No more major gifts and endowments from fossil fuel companies and their allies! No more fossil fuel executives on boards of trustees and regents! No more programs, professorships, and scholarships funded by the fossil fuel industry! No more sitting college and university presidents serving as highly paid directors of fossil fuel companies. No more lending “academic” authority to fossil fuel interests through schools, institutes, and faculty positions funded by those same interests with expectations for a return on their investment – yes, sooner or later they always expect a return on their investment.
Fossil fuel divestment in higher education must be much more than removal of an institution’s financial investments from fossil fuel companies. It must be a complete divestment from all the strings of influence and power this industry uses to manipulate the academy for its purposes and to its advantage.
Higher education can no longer profit from the industry that is destroying a livable climate and spreading propaganda and misinformation about the reality and severity of the climate crisis we are facing right now and which will grow increasingly more severe in the future. Higher education cannot simultaneously work to save the planet while profiting from its destruction and being governed by the money and power of the very persons and corporations fueling the existential threat we are experiencing.

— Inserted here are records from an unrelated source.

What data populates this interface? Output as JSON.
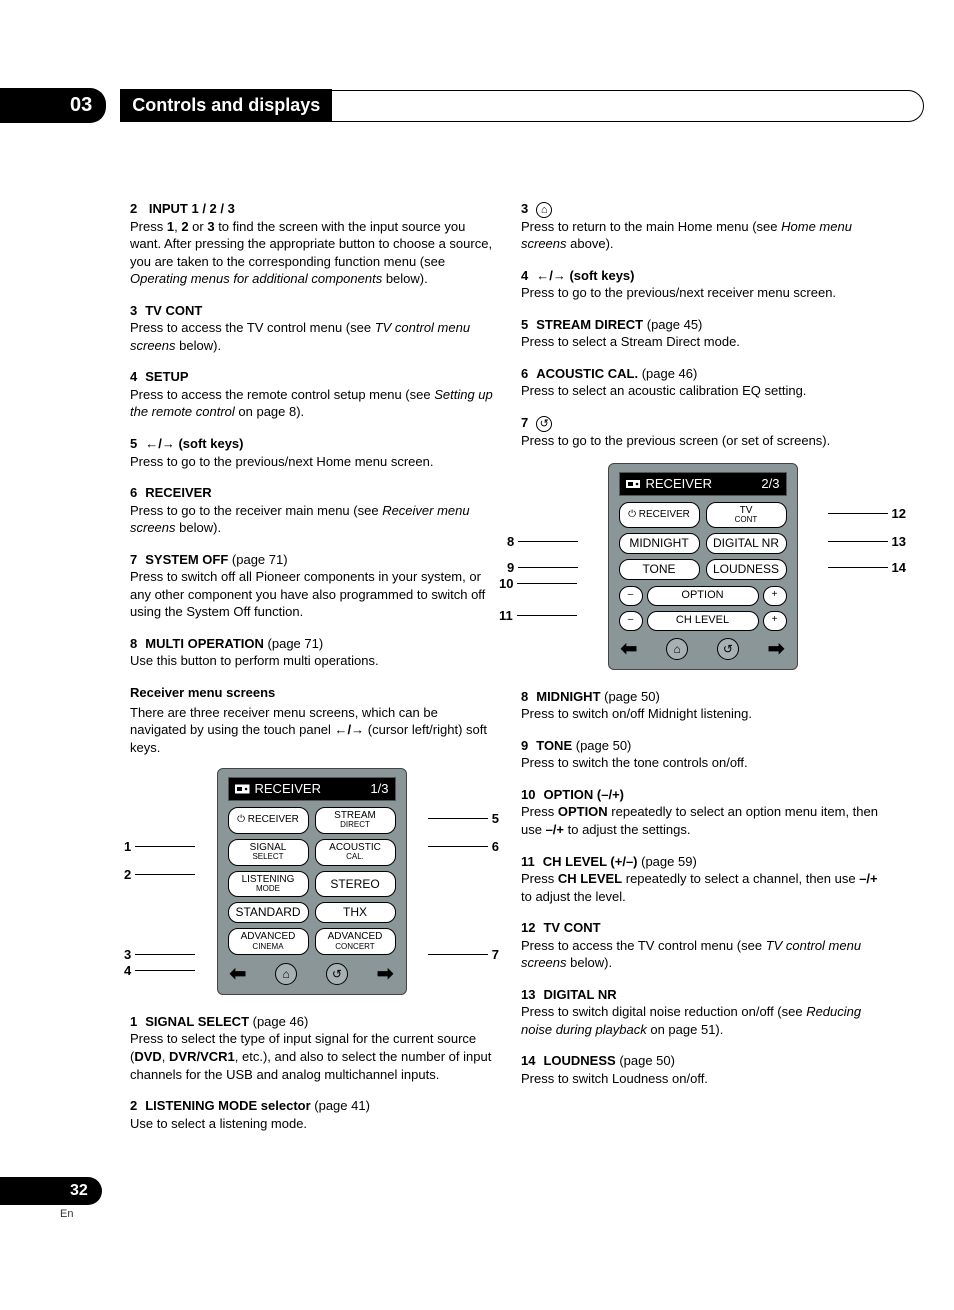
{
  "header": {
    "chapter_number": "03",
    "chapter_title": "Controls and displays"
  },
  "footer": {
    "page_number": "32",
    "lang": "En"
  },
  "left_col": {
    "i2": {
      "num": "2",
      "title": "INPUT 1 / 2 / 3",
      "body_a": "Press ",
      "b1": "1",
      "sep1": ", ",
      "b2": "2",
      "sep2": " or ",
      "b3": "3",
      "body_b": " to find the screen with the input source you want. After pressing the appropriate button to choose a source, you are taken to the corresponding function menu (see ",
      "ital": "Operating menus for additional components",
      "body_c": " below)."
    },
    "i3": {
      "num": "3",
      "title": "TV CONT",
      "body_a": "Press to access the TV control menu (see ",
      "ital": "TV control menu screens",
      "body_b": " below)."
    },
    "i4": {
      "num": "4",
      "title": "SETUP",
      "body_a": "Press to access the remote control setup menu (see ",
      "ital": "Setting up the remote control",
      "body_b": " on page 8)."
    },
    "i5": {
      "num": "5",
      "arrows": "←/→",
      "title_suffix": " (soft keys)",
      "body": "Press to go to the previous/next Home menu screen."
    },
    "i6": {
      "num": "6",
      "title": "RECEIVER",
      "body_a": "Press to go to the receiver main menu (see ",
      "ital": "Receiver menu screens",
      "body_b": " below)."
    },
    "i7": {
      "num": "7",
      "title": "SYSTEM OFF",
      "ref": " (page 71)",
      "body": "Press to switch off all Pioneer components in your system, or any other component you have also programmed to switch off using the System Off function."
    },
    "i8": {
      "num": "8",
      "title": "MULTI OPERATION",
      "ref": " (page 71)",
      "body": "Use this button to perform multi operations."
    },
    "section": {
      "title": "Receiver menu screens",
      "body_a": "There are three receiver menu screens, which can be navigated by using the touch panel ",
      "arrows": "←/→",
      "body_b": " (cursor left/right) soft keys."
    },
    "remote1": {
      "title": "RECEIVER",
      "page": "1/3",
      "btns": {
        "receiver": "RECEIVER",
        "stream_direct_a": "STREAM",
        "stream_direct_b": "DIRECT",
        "signal_select_a": "SIGNAL",
        "signal_select_b": "SELECT",
        "acoustic_cal_a": "ACOUSTIC",
        "acoustic_cal_b": "CAL.",
        "listening_mode_a": "LISTENING",
        "listening_mode_b": "MODE",
        "stereo": "STEREO",
        "standard": "STANDARD",
        "thx": "THX",
        "adv_cinema_a": "ADVANCED",
        "adv_cinema_b": "CINEMA",
        "adv_concert_a": "ADVANCED",
        "adv_concert_b": "CONCERT"
      },
      "callouts": {
        "c1": "1",
        "c2": "2",
        "c3": "3",
        "c4": "4",
        "c5": "5",
        "c6": "6",
        "c7": "7"
      }
    },
    "after_remote": {
      "i1": {
        "num": "1",
        "title": "SIGNAL SELECT",
        "ref": " (page 46)",
        "body_a": "Press to select the type of input signal for the current source (",
        "b1": "DVD",
        "sep1": ", ",
        "b2": "DVR/VCR1",
        "body_b": ", etc.), and also to select the number of input channels for the USB and analog multichannel inputs."
      },
      "i2b": {
        "num": "2",
        "title": "LISTENING MODE selector",
        "ref": " (page 41)",
        "body": "Use to select a listening mode."
      }
    }
  },
  "right_col": {
    "i3": {
      "num": "3",
      "body_a": "Press to return to the main Home menu (see ",
      "ital": "Home menu screens",
      "body_b": " above)."
    },
    "i4": {
      "num": "4",
      "arrows": "←/→",
      "title_suffix": " (soft keys)",
      "body": "Press to go to the previous/next receiver menu screen."
    },
    "i5": {
      "num": "5",
      "title": "STREAM DIRECT",
      "ref": " (page 45)",
      "body": "Press to select a Stream Direct mode."
    },
    "i6": {
      "num": "6",
      "title": "ACOUSTIC CAL.",
      "ref": " (page 46)",
      "body": "Press to select an acoustic calibration EQ setting."
    },
    "i7": {
      "num": "7",
      "body": "Press to go to the previous screen (or set of screens)."
    },
    "remote2": {
      "title": "RECEIVER",
      "page": "2/3",
      "btns": {
        "receiver": "RECEIVER",
        "tv_cont_a": "TV",
        "tv_cont_b": "CONT",
        "midnight": "MIDNIGHT",
        "digital_nr": "DIGITAL NR",
        "tone": "TONE",
        "loudness": "LOUDNESS",
        "option": "OPTION",
        "ch_level": "CH LEVEL",
        "minus": "–",
        "plus": "+"
      },
      "callouts": {
        "c8": "8",
        "c9": "9",
        "c10": "10",
        "c11": "11",
        "c12": "12",
        "c13": "13",
        "c14": "14"
      }
    },
    "i8": {
      "num": "8",
      "title": "MIDNIGHT",
      "ref": " (page 50)",
      "body": "Press to switch on/off Midnight listening."
    },
    "i9": {
      "num": "9",
      "title": "TONE",
      "ref": " (page 50)",
      "body": "Press to switch the tone controls on/off."
    },
    "i10": {
      "num": "10",
      "title": "OPTION (–/+)",
      "body_a": "Press ",
      "b1": "OPTION",
      "body_b": " repeatedly to select an option menu item, then use ",
      "b2": "–/+",
      "body_c": " to adjust the settings."
    },
    "i11": {
      "num": "11",
      "title": "CH LEVEL (+/–)",
      "ref": " (page 59)",
      "body_a": "Press ",
      "b1": "CH LEVEL",
      "body_b": " repeatedly to select a channel, then use ",
      "b2": "–/+",
      "body_c": " to adjust the level."
    },
    "i12": {
      "num": "12",
      "title": "TV CONT",
      "body_a": "Press to access the TV control menu (see ",
      "ital": "TV control menu screens",
      "body_b": " below)."
    },
    "i13": {
      "num": "13",
      "title": "DIGITAL NR",
      "body_a": "Press to switch digital noise reduction on/off (see ",
      "ital": "Reducing noise during playback",
      "body_b": " on page 51)."
    },
    "i14": {
      "num": "14",
      "title": "LOUDNESS",
      "ref": " (page 50)",
      "body": "Press to switch Loudness on/off."
    }
  }
}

And for those campuses and their leaders who argue that we cannot survive without fossil fuel money and its influence on the academy, we need to be clear that our campuses and our communities need something much more important than fossil fuel money to survive. We need a livable climate, and a livable climate will not be possible with ongoing collusion with an industry that has spent billions of dollars lying about the climate crisis in order to continue to make trillions of dollars from ruining our climate.
Institutions of higher education can no longer maintain their pernicious partnerships with oil, gas, and coal companies if they hope to help society address the fierce urgency of the climate crisis rather than perpetuating the practices that are hurling us all towards climate chaos.